Brain controls the motion of eyes

Eyes do not stay still. They are constantly moving, following objects, looking from place to place. Our eyes and the eyes of other mammals, move together. Both of them are always directed toward the thing we wish to see. The delicate control of eye movements depends on nerve impulses from a special centre in the brain. These messages cause the contraction of a set of six muscles which run between the eyeballs and the bony wall which encases it. It is the contraction of one or more of these muscles which moves the eye.

The outer wall of the eyeball is made up of three layers’ the fibrous layer, the pigmented layer and the retina. The fibrous layer is the outermost protective layer of the eyeball. It is thick and tough. Most of this layer is cloudy or opaque. (An object is opaque if you cannot see through it.) But in the centre of exposed part of the eye, the fibrous layer becomes transparent and is called the cornea. Thus the cornea is really a tiny window in an otherwise opaque layer. The rest of the exposed part of the fibrous layer is loosely referred to as the white of the eye.

The cornea and white of the eye are continually moistened and washed by the fluid from the tear glands. These glands located beneath the lids at the outer corners of the eye, have this washing as their primary function. Other animals don’t cry. Only man uses the tear glands, for crying as well as for washing the eyes. The pigmented layer lies beneath the fibrous layer. All of its cells are crowded with tiny colored grains of pigment-hence its name. This dark layer corresponds to the black, inner surface of a camera, and it has the same function-to prevent reflections.

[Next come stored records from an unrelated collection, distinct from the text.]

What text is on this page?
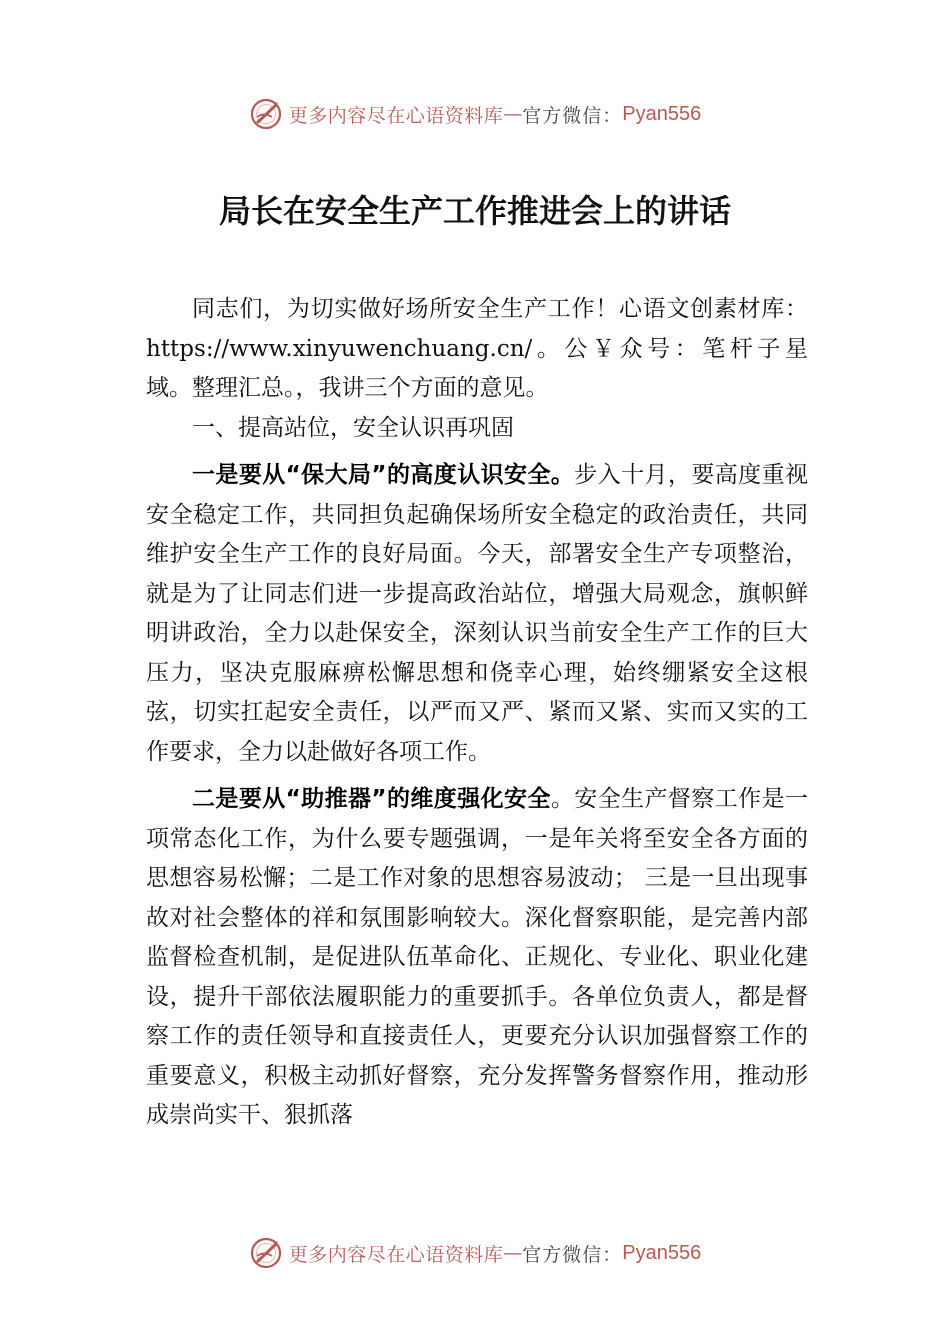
更多内容尽在心语资料库 — 官方微信： Pyan556
局长在安全生产工作推进会上的讲话

同志们，为切实做好场所安全生产工作！心语文创素材库：https://www.xinyuwenchuang.cn/。公￥众号：笔杆子星域。整理汇总。，我讲三个方面的意见。

一、提高站位，安全认识再巩固

一是要从“保大局”的高度认识安全。步入十月，要高度重视安全稳定工作，共同担负起确保场所安全稳定的政治责任，共同维护安全生产工作的良好局面。今天，部署安全生产专项整治，就是为了让同志们进一步提高政治站位，增强大局观念，旗帜鲜明讲政治，全力以赴保安全，深刻认识当前安全生产工作的巨大压力，坚决克服麻痹松懈思想和侥幸心理，始终绷紧安全这根弦，切实扛起安全责任，以严而又严、紧而又紧、实而又实的工作要求，全力以赴做好各项工作。

二是要从“助推器”的维度强化安全。安全生产督察工作是一项常态化工作，为什么要专题强调，一是年关将至安全各方面的思想容易松懈；二是工作对象的思想容易波动； 三是一旦出现事故对社会整体的祥和氛围影响较大。深化督察职能，是完善内部监督检查机制，是促进队伍革命化、正规化、专业化、职业化建设，提升干部依法履职能力的重要抓手。各单位负责人，都是督察工作的责任领导和直接责任人，更要充分认识加强督察工作的重要意义，积极主动抓好督察，充分发挥警务督察作用，推动形成崇尚实干、狠抓落

更多内容尽在心语资料库 — 官方微信： Pyan556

The pigmented layer of course does not extend completely around the eyeball. It does not extend under the cornea. If it did, no light could pass into the eye.

The retina is the innermost of the three layers of the eyeball. It is the sensitive layer, the one which reacts when light enters the eye. Thus it may be compared with the film on which one takes a picture with a camera. The retina is a cup-shaped structure lying in the back half of the eyeball. The highly sensitive layer is made up of a large number of nerve cells. Some of these cells are connected with the brain by means of long strands of cytoplasm which extend out from their cell bodies. These long strands are nerve fibers. The fibers from the retina of each eye are all gathered together at the back of the eyeball. Then they pass to the brain in a single, large cable-the optic-nerve.

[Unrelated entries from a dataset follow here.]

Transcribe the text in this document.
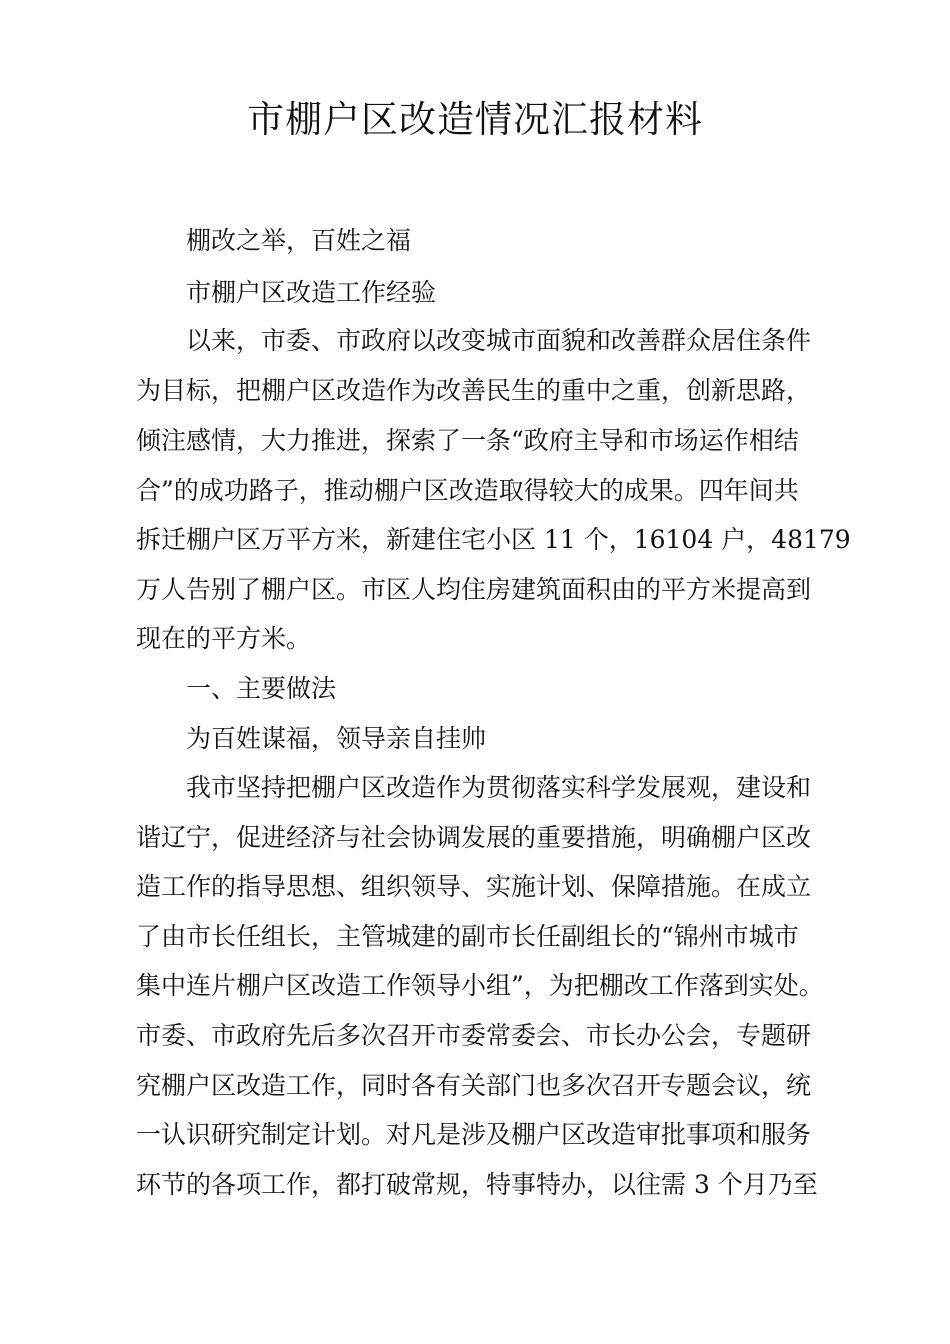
市棚户区改造情况汇报材料

棚改之举，百姓之福

市棚户区改造工作经验

以来，市委、市政府以改变城市面貌和改善群众居住条件

为目标，把棚户区改造作为改善民生的重中之重，创新思路，

倾注感情，大力推进，探索了一条“政府主导和市场运作相结

合”的成功路子，推动棚户区改造取得较大的成果。四年间共

拆迁棚户区万平方米，新建住宅小区 11 个，16104 户，48179

万人告别了棚户区。市区人均住房建筑面积由的平方米提高到

现在的平方米。

一、主要做法

为百姓谋福，领导亲自挂帅

我市坚持把棚户区改造作为贯彻落实科学发展观，建设和

谐辽宁，促进经济与社会协调发展的重要措施，明确棚户区改

造工作的指导思想、组织领导、实施计划、保障措施。在成立

了由市长任组长，主管城建的副市长任副组长的“锦州市城市

集中连片棚户区改造工作领导小组”，为把棚改工作落到实处。

市委、市政府先后多次召开市委常委会、市长办公会，专题研

究棚户区改造工作，同时各有关部门也多次召开专题会议，统

一认识研究制定计划。对凡是涉及棚户区改造审批事项和服务

环节的各项工作，都打破常规，特事特办，以往需 3 个月乃至
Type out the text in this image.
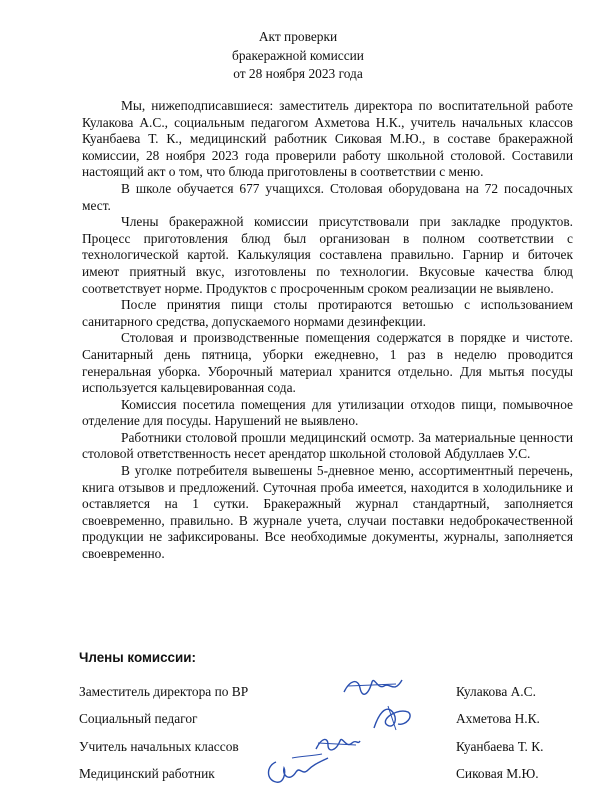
Акт проверки
бракеражной комиссии
от 28 ноября 2023 года

Мы, нижеподписавшиеся: заместитель директора по воспитательной работе Кулакова А.С., социальным педагогом Ахметова Н.К., учитель начальных классов Куанбаева Т. К., медицинский работник Сиковая М.Ю., в составе бракеражной комиссии, 28 ноября 2023 года проверили работу школьной столовой. Составили настоящий акт о том, что блюда приготовлены в соответствии с меню.

В школе обучается 677 учащихся. Столовая оборудована на 72 посадочных мест.

Члены бракеражной комиссии присутствовали при закладке продуктов. Процесс приготовления блюд был организован в полном соответствии с технологической картой. Калькуляция составлена правильно. Гарнир и биточек имеют приятный вкус, изготовлены по технологии. Вкусовые качества блюд соответствует норме. Продуктов с просроченным сроком реализации не выявлено.

После принятия пищи столы протираются ветошью с использованием санитарного средства, допускаемого нормами дезинфекции.

Столовая и производственные помещения содержатся в порядке и чистоте. Санитарный день пятница, уборки ежедневно, 1 раз в неделю проводится генеральная уборка. Уборочный материал хранится отдельно. Для мытья посуды используется кальцевированная сода.

Комиссия посетила помещения для утилизации отходов пищи, помывочное отделение для посуды. Нарушений не выявлено.

Работники столовой прошли медицинский осмотр. За материальные ценности столовой ответственность несет арендатор школьной столовой Абдуллаев У.С.

В уголке потребителя вывешены 5-дневное меню, ассортиментный перечень, книга отзывов и предложений. Суточная проба имеется, находится в холодильнике и оставляется на 1 сутки. Бракеражный журнал стандартный, заполняется своевременно, правильно. В журнале учета, случаи поставки недоброкачественной продукции не зафиксированы. Все необходимые документы, журналы, заполняется своевременно.

Члены комиссии:
Заместитель директора по ВР	Кулакова А.С.
Социальный педагог	Ахметова Н.К.
Учитель начальных классов	Куанбаева Т. К.
Медицинский работник	Сиковая М.Ю.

As light enters the eye, it passes first through the clear cornea. This small circle of transparent tissue lies just in front of the pupil. As you can see by looking at your own eyes in a mirror, the pupil is a small hole in the centre of a ring of colored tissue. The colored tissue ring is the iris. When we say a person has blue eyes, or brown eyes, we really mean that his irises are blue or brown. Iris was the name of the rainbow goddess of the Greeks, and this is the source of the word.